By failing to execute in the waning moments of the game, the stakes in each of the next to weeks take on a far greater importance. With a win, the Patriots would have positioned themselves for the number one overall seed in the AFC, and a potential first-round bye. For a team that has failed to beat a single playoff contender on the road all season, home-field advantage would have been paramount.
But in the NFL, great teams know how to win on the road. New England will get another chance to show that they belong in that discussion in less than a week, when they must go into Baltimore to face a red-hot Ravens team that has had their number of late-especially in big games. Oh by the way, they happen to be the defending Super-Bowl champions in case you'd forgotten.
The point is this: while the Patriots didn't play horribly on Sunday, the already razor-thin margin for error begins to look infinitesimally smaller.
New England lost the war of attrition yet again Sunday, losing starting left tackle Nate Solder to his second head injury (cough, cough: concussion) in as many weeks. With Logan Mankins being kicked to the outside, reserve guard Josh Kline was forced into duty and the offensive line had its share of struggles. It wasn't all bad, as the Patriots managed to limit the damage of one of the premiere pass-rushers in the league in Cameron Wake. At times though, as been too familiar a sight this season, Brady's pocket was never truly clean throughout the game, forcing a number of off-balance and rushed throws that resulted in incompletions.

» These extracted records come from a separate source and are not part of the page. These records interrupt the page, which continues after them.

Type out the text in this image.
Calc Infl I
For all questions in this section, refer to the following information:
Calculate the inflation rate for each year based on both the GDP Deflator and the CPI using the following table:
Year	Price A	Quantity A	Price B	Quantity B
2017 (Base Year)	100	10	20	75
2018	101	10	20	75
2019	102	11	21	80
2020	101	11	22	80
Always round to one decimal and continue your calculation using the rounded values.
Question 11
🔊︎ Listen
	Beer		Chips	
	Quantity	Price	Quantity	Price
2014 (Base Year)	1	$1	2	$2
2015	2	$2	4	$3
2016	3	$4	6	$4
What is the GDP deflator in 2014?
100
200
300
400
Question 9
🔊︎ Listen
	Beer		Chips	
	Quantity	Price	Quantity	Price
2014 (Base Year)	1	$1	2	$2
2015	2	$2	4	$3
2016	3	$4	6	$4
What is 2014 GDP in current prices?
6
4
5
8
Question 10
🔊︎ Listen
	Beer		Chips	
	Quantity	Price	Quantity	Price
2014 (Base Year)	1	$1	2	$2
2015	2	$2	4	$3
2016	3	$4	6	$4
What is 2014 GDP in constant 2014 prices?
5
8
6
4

Brady, for the most part, played extremely well; that's nothing new. With both outside rookie receivers inactive on Sunday, New England's cast of pass-catchers had the look of a company flag football league. Danny Amendola and Julian Edelman both had career days, but their lack of size and physicality was evident on the last drive of the game, when the Patriots attempted four consecutive passes without scoring the necessary touchdown to win the game. Brady's final throw-picked off by recent 49ers castoff Michael Thomas- was intended for Austin Collie, a guy who is essentially playing part-time professional football this season.
The script that has gotten the Patriots to this point didn't change on Sunday, even if the end result was different. It came down to the final play of the game. Tom Brady marched the offense down the field and had the ball in his hands with a chance to emerge victorious. As a football fan, you can't ask for much more; having one of the greatest quarterbacks of all time with the ball in his hands and the final say, so to speak.
But alas, the defense showed its true colors. After an admirable first half that spotted the Pats a two-possession lead, they simply couldn't hold on. They were miserable on third down the entire game. Steve Gregory and Dont'a Hightower took turns being victimized in pass coverage. They allowed Ryan Tannehill to complete a crucial fourth-down conversion en route to what would be the game-winning drive.
This time, Brady just couldn't bail them out.